4.1K 367 257
                                    

udało się dobić dziesięciu gwiazdeczek, yAY
miłego czytania(!!)

Dwa dni kłótni kosztuje mnie wydobycie od Rona nazwy sklepu Draco. W końcu mi ją podaje, ale tylko po to, aby powstrzymać mnie przed pojawieniem się u niego osobiście.

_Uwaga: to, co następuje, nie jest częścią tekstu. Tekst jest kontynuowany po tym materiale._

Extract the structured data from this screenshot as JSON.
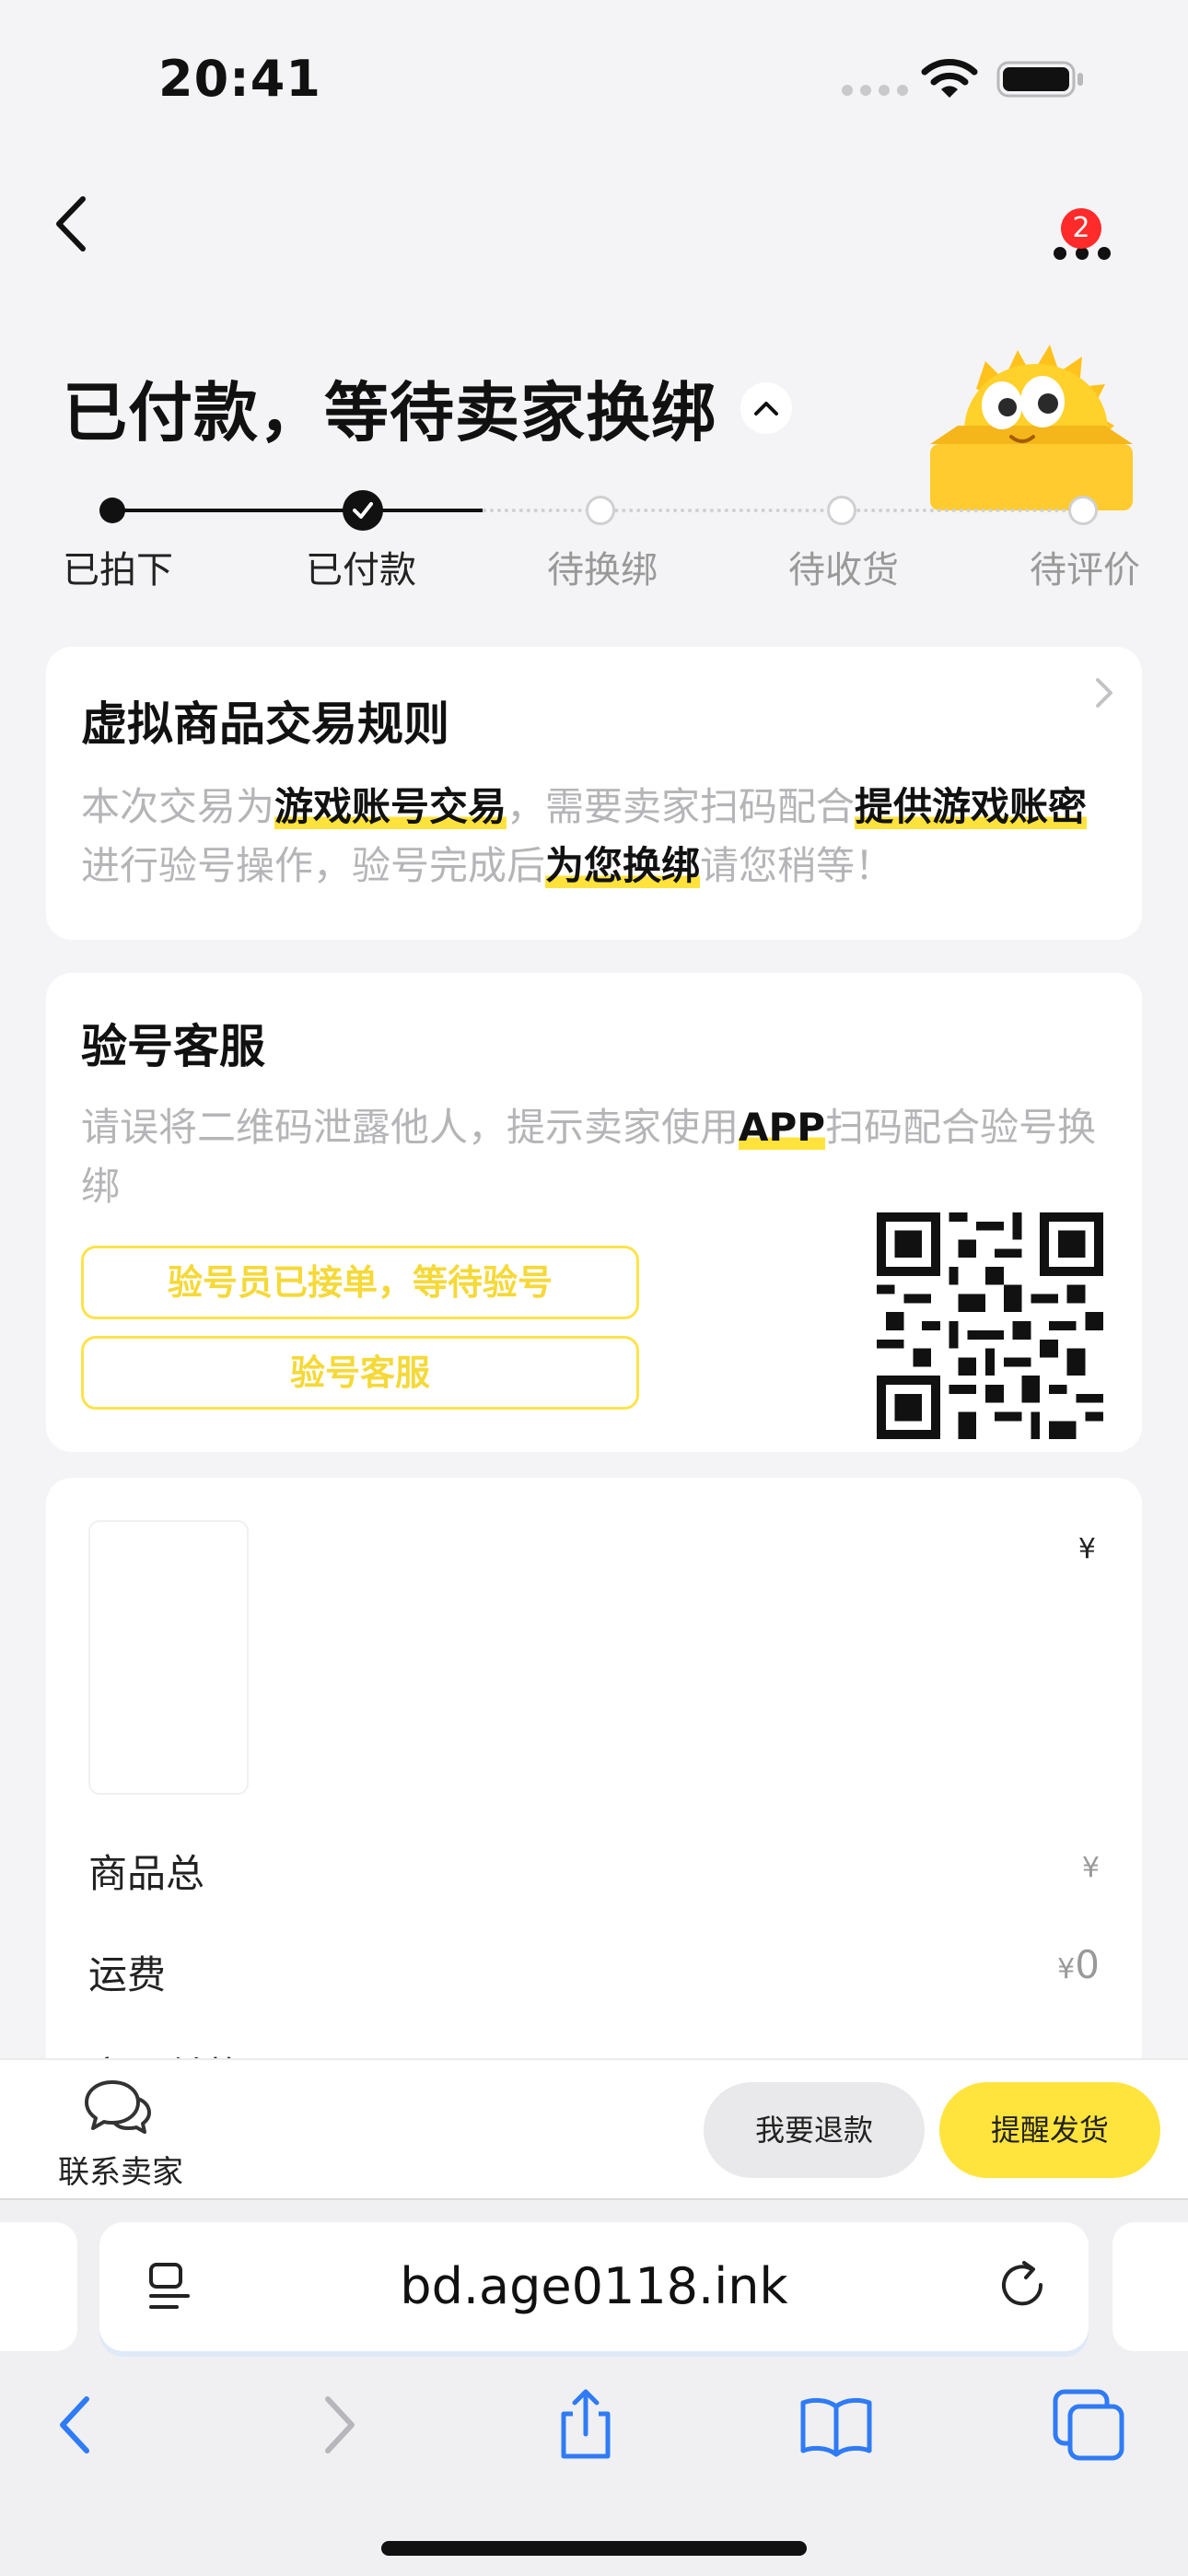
{
  "status_bar": {
    "time": "20:41"
  },
  "header": {
    "badge_count": "2"
  },
  "page": {
    "title": "已付款，等待卖家换绑"
  },
  "steps": [
    {
      "label": "已拍下",
      "state": "done"
    },
    {
      "label": "已付款",
      "state": "current"
    },
    {
      "label": "待换绑",
      "state": "pending"
    },
    {
      "label": "待收货",
      "state": "pending"
    },
    {
      "label": "待评价",
      "state": "pending"
    }
  ],
  "rules_card": {
    "title": "虚拟商品交易规则",
    "t1": "本次交易为",
    "h1": "游戏账号交易",
    "t2": "，需要卖家扫码配合",
    "h2": "提供游戏账密",
    "t3": "进行验号操作，验号完成后",
    "h3": "为您换绑",
    "t4": "请您稍等！"
  },
  "service_card": {
    "title": "验号客服",
    "t1": "请误将二维码泄露他人，提示卖家使用",
    "h1": "APP",
    "t2": "扫码配合验号换绑",
    "status_button": "验号员已接单，等待验号",
    "service_button": "验号客服"
  },
  "order_card": {
    "price_symbol": "¥",
    "rows": [
      {
        "label": "商品总",
        "value": "¥"
      },
      {
        "label": "运费",
        "currency": "¥",
        "amount": "0"
      },
      {
        "label": "实际付款"
      }
    ]
  },
  "action_bar": {
    "contact_label": "联系卖家",
    "refund_label": "我要退款",
    "remind_label": "提醒发货"
  },
  "browser": {
    "url": "bd.age0118.ink"
  },
  "colors": {
    "accent_yellow": "#ffe43d",
    "badge_red": "#ff2a2a",
    "link_blue": "#2f7bf5"
  }
}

— Będziesz tego żałował, Harry — mówi gorzko.

Prawdopodobnie ma rację.

Trzy razy mijam front budynku brytyjsko-francuskiej spółki „Nicejskie Miotły". Śnieg prószy leciutko, a ja przecieram szlak w śnieżnym puchu, pokrywającym brukowany chodnik.

Chryste, jakie to trudne.

Ponownie staję przed oknem, udając, że patrzę na wystawioną w nim miotłę. Jest niezła. Profesjonalna i dobrze zaprojektowana. Witki uformowano w opływowy, zwężający się owal, dzięki czemu można efektywnie wykorzystać prąd wiatru, a hebanowy trzonek wypolerowano do błyszczącej gładkości. Z boku, na srebrnej tabliczce, umieszczono nazwę: Severus. Moje usta wykrzywia niewielki uśmiech.

Przy akompaniamencie dzwoneczka drzwi sklepu otwierają się ze szczęknięciem. Elfy uciekają z zawieszonej z przodu, huśtającej się teraz girlandy.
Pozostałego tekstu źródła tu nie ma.